No dia 3 de setembro de 2025, um descarrilamento do Elevador da Glória em Lisboa resultou em 16 mortes, após um cabo que sustentava o equipamento histórico se ter soltado. A cabine 1 ficou praticamente destruída e a cabine 2 também amplamente danificada. As causas do acidente ainda não estão totalmente apuradas, mas todos os elevadores históricos da cidade — Santa Justa, Lavra, Bica e o próprio Ascensor da Glória — foram suspensos preventivamente e permanecem encerrados.

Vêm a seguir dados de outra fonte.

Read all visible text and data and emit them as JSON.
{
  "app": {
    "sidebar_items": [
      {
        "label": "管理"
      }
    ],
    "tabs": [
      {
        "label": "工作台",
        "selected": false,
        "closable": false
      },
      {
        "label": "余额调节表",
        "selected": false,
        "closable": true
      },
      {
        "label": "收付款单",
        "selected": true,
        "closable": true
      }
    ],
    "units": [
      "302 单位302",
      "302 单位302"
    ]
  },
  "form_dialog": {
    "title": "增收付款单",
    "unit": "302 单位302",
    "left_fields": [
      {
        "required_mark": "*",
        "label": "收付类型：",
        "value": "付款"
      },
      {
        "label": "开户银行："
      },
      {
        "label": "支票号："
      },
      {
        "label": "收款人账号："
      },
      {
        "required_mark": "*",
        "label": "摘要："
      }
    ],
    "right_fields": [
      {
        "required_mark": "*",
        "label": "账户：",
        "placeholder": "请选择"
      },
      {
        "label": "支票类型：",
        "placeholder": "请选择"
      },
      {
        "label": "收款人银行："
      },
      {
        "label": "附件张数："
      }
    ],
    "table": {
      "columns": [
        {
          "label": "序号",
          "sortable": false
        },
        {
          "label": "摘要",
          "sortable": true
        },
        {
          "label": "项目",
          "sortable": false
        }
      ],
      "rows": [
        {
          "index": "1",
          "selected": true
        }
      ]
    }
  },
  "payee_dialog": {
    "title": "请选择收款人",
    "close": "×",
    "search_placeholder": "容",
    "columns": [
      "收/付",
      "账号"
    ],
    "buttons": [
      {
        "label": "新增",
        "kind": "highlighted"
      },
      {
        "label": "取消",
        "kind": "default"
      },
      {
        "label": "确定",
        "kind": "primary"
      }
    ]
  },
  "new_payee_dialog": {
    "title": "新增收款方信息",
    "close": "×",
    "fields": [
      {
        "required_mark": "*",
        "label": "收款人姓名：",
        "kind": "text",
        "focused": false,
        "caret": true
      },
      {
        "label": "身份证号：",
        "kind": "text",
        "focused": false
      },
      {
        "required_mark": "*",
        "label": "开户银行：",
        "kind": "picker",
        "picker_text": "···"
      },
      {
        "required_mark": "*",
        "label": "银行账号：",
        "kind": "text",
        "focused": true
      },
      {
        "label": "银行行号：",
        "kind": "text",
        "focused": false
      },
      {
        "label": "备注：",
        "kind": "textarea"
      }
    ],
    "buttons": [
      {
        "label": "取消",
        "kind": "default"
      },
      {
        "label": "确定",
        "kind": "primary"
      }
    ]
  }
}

Passado quase um ano da tragédia, a Carris apresentou, em conferência de imprensa a 31 de agosto, a sua visão de futuro para o Ascensor da Glória. A empresa prevê lançar um concurso público internacional de conceção-construção até ao final do primeiro trimestre de 2027, com a expectativa de que o novo elevador entre em operação até 2029. O novo equipamento manterá duas cabines ligadas por cabo, incorporará tecnologia avançada com sistemas de monitorização em tempo real, e respeitará a identidade histórica do antigo elevador. A Carris recusou partilhar publicamente o documento que suportou a apresentação e não avançou estimativas de custo, indicando apenas que o modelo de financiamento será definido em articulação com o Município de Lisboa.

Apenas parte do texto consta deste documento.